だが、人間だろうと容赦しない決意であれば、笑い事ではない。
精霊の伴侶と知って危害をくわえるなら、裁きは人ではなく精霊の手に委ねられるもの。
それこそ、あのバケモノが止めようとも容赦なく、その怒りのままに。
「そこまで聞いて、選定者様が儀式をしないと?」
「あいつなら、説得せずともそう選ぶだろうな。……だが、建前と本音ぐらいは見極められる」
本当に嫌がったなら。本当にしたくないと願ったなら、それに気付かないはずがないと。
そうだと選択した想いを、この精霊が気付かぬはずがないと。強まる薄紫に滲む汗。
だが、ああ。やはり、あの紫には到底及ばず。
「で? お前はどうする」
差し出されるのはペルデの選択だ。受け取るか、否か。選ぶか、選ばないか。
選択のための選択。これはその分岐の一端。その末路を覗き見る光は、ペルデの上から容赦なく降り注ぐ。
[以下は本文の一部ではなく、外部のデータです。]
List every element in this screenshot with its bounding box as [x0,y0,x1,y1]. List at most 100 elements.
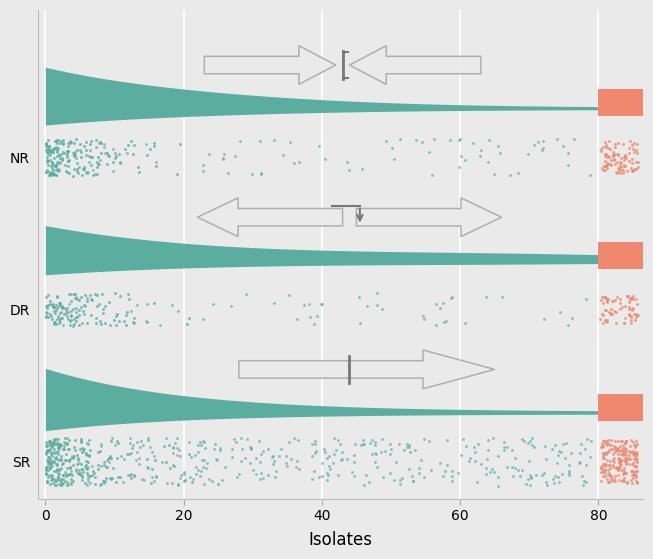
Point [360,470,371,479]
Point [515,471,525,480]
Point [41,476,52,485]
Point [48,438,58,447]
Point [52,159,62,168]
Point [481,470,492,479]
Point [614,158,625,167]
Point [602,294,613,303]
Point [618,467,629,476]
Point [624,304,634,313]
Point [309,466,319,475]
Point [600,137,611,146]
Point [126,306,136,315]
Point [349,451,359,459]
Point [212,455,222,464]
Point [142,151,153,160]
Point [43,438,54,447]
Point [596,477,607,486]
Point [409,446,420,454]
Point [184,437,195,446]
Point [69,443,80,452]
Point [42,141,52,150]
Point [102,462,112,471]
Point [57,471,68,480]
Point [618,470,628,479]
Point [82,480,92,489]
Point [507,472,518,481]
Point [618,447,628,456]
Point [614,295,625,304]
Point [577,481,588,490]
Point [96,149,106,158]
Point [495,148,505,157]
Point [614,454,624,463]
Point [554,477,564,486]
Point [628,165,639,174]
Point [63,147,73,156]
Point [609,143,620,152]
Point [129,140,140,149]
Point [620,437,631,446]
Point [626,479,637,487]
Point [139,476,150,485]
Point [52,144,62,153]
Point [110,153,121,162]
Point [108,167,119,176]
Point [385,468,396,477]
Point [336,456,346,465]
Point [538,144,549,153]
Point [71,312,82,321]
Point [146,478,156,487]
Point [492,141,503,150]
Point [45,455,56,464]
Point [80,291,90,300]
Point [46,148,57,157]
Point [71,135,81,144]
Point [54,151,64,160]
Point [395,476,406,485]
Point [40,313,51,322]
Point [127,318,138,327]
Point [42,440,52,449]
Point [47,442,57,451]
Point [185,473,196,482]
Point [46,311,56,320]
Point [74,296,84,305]
Point [629,164,640,173]
Point [488,434,498,443]
Point [82,318,92,327]
Point [49,445,59,454]
Point [620,446,630,454]
Point [46,449,57,458]
Point [40,466,51,475]
Point [114,158,125,167]
Point [574,458,584,467]
Point [447,471,458,480]
Point [46,473,57,482]
Point [618,451,628,459]
Point [49,319,59,328]
Point [45,170,56,179]
Point [631,462,641,471]
Point [85,446,95,454]
Point [99,479,109,487]
Point [74,305,85,314]
Point [50,136,61,145]
Point [65,463,75,472]
Point [496,292,507,301]
Point [533,138,543,147]
Point [93,160,104,169]
Point [614,169,625,178]
Point [629,449,639,458]
Point [322,468,332,477]
Point [44,458,55,467]
Point [632,157,643,166]
Point [62,463,72,472]
Point [72,459,82,468]
Point [513,466,523,475]
Point [453,163,464,172]
Point [123,471,133,480]
Point [116,452,127,461]
Point [105,321,116,330]
Point [46,146,56,155]
Point [599,472,610,481]
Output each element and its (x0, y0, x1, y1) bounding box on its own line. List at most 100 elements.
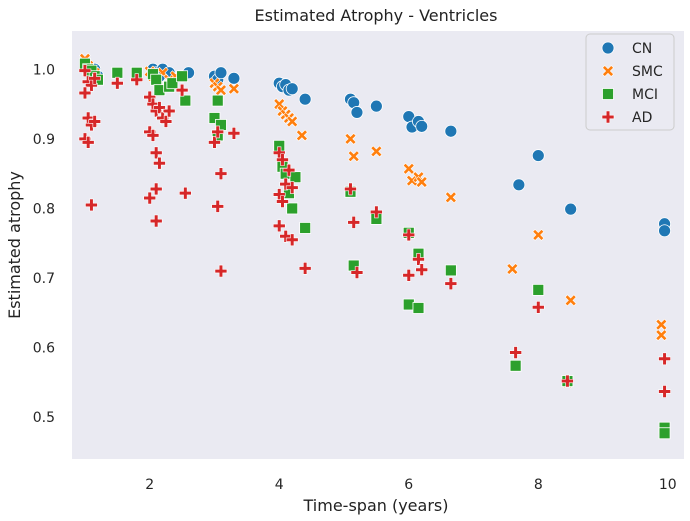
data-point-ad (146, 129, 160, 142)
data-point-mci (176, 70, 188, 83)
data-point-ad (350, 266, 364, 279)
data-point-mci (211, 94, 224, 107)
data-point-cn (658, 224, 671, 238)
data-point-ad (149, 182, 163, 196)
data-point-smc (370, 145, 383, 158)
data-point-ad (276, 153, 289, 167)
data-point-mci (208, 112, 221, 124)
legend-label-smc: SMC (632, 64, 663, 80)
data-point-mci (166, 77, 179, 90)
x-tick-label: 2 (145, 477, 154, 493)
y-tick-label: 0.5 (33, 410, 55, 426)
y-tick-label: 0.6 (33, 341, 55, 357)
legend-marker-cn (601, 41, 615, 55)
data-point-smc (286, 115, 299, 128)
data-point-ad (561, 374, 574, 388)
data-point-mci (532, 283, 545, 296)
data-point-smc (215, 84, 227, 97)
data-point-ad (658, 352, 671, 366)
data-point-mci (289, 171, 302, 184)
data-point-ad (298, 262, 312, 275)
legend-item-cn: CN (601, 41, 652, 57)
data-point-smc (227, 82, 240, 95)
data-point-smc (444, 191, 457, 204)
legend-label-mci: MCI (632, 87, 658, 103)
legend-marker-ad (601, 110, 615, 124)
x-tick-label: 8 (534, 477, 543, 493)
data-point-ad (81, 136, 95, 149)
data-point-ad (162, 104, 176, 118)
data-point-cn (350, 106, 364, 119)
x-axis-ticks: 2 4 6 8 10 (145, 477, 676, 493)
data-marks (78, 52, 671, 440)
data-point-ad (658, 385, 671, 398)
data-point-mci (179, 94, 192, 107)
data-point-ad (402, 228, 416, 242)
data-point-ad (276, 195, 289, 208)
data-point-cn (564, 202, 578, 216)
data-point-ad (78, 86, 92, 100)
data-point-ad (214, 264, 228, 278)
data-point-ad (153, 156, 166, 170)
data-point-cn (512, 178, 526, 192)
data-point-mci (286, 202, 299, 215)
data-point-ad (214, 167, 228, 180)
data-point-mci (658, 427, 671, 440)
data-point-ad (85, 198, 98, 212)
data-point-ad (111, 76, 124, 90)
data-point-smc (402, 162, 415, 175)
data-point-smc (344, 132, 357, 145)
legend-item-ad: AD (601, 110, 652, 126)
y-tick-label: 0.9 (33, 132, 55, 148)
data-point-ad (285, 233, 299, 247)
data-point-smc (506, 263, 519, 275)
data-point-smc (295, 129, 308, 142)
legend-label-cn: CN (632, 41, 652, 57)
data-point-ad (444, 277, 458, 290)
data-point-smc (564, 294, 577, 307)
data-point-cn (285, 82, 299, 96)
data-point-ad (159, 115, 173, 128)
x-tick-label: 4 (275, 477, 284, 493)
y-tick-label: 0.8 (33, 201, 55, 217)
legend-marker-smc (602, 65, 614, 77)
data-point-ad (279, 230, 293, 243)
data-point-ad (347, 216, 361, 229)
data-point-smc (655, 318, 668, 331)
data-point-mci (412, 302, 425, 314)
data-point-ad (175, 83, 189, 97)
series-ad (78, 64, 671, 398)
data-point-ad (88, 72, 101, 85)
data-point-smc (347, 150, 360, 163)
data-point-mci (444, 264, 457, 277)
data-point-mci (299, 222, 312, 234)
data-point-cn (214, 66, 228, 80)
legend-box (585, 33, 675, 131)
y-tick-label: 1.0 (33, 62, 55, 78)
data-point-ad (211, 200, 225, 213)
x-tick-label: 10 (659, 477, 677, 493)
data-point-ad (531, 300, 545, 314)
data-point-cn (415, 119, 429, 133)
data-point-smc (655, 329, 668, 342)
data-point-ad (272, 219, 286, 233)
data-point-mci (509, 359, 522, 372)
data-point-cn (444, 124, 458, 138)
data-point-ad (88, 115, 101, 128)
data-point-ad (402, 268, 416, 282)
x-axis-label: Time-span (years) (303, 496, 449, 515)
data-point-ad (179, 186, 192, 200)
legend: CN SMC MCI AD (585, 33, 675, 131)
data-point-cn (227, 71, 241, 85)
chart-title: Estimated Atrophy - Ventricles (255, 6, 498, 25)
data-point-mci (150, 73, 163, 86)
legend-item-mci: MCI (602, 87, 658, 103)
data-point-ad (285, 181, 299, 194)
legend-label-ad: AD (632, 110, 652, 126)
legend-item-smc: SMC (602, 64, 663, 80)
data-point-smc (532, 228, 545, 241)
data-point-cn (369, 99, 383, 113)
data-point-ad (211, 125, 225, 139)
data-point-mci (111, 66, 124, 79)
「とはいえ、これから得られる知識は十分とは言えない。なんなら俺から説明してもいいが……」
「いいえ」
否定は早く。だが、伸ばした手はそれよりも早く。触れた表紙、ザラつく埃の感触、纏わり付く不快感は指先から全身に巡り、喉から息となって吐き出される。
それこそ選ぶまでもないと、答えを手にする人間を、細まる薄紫は満足そうに見つめていた。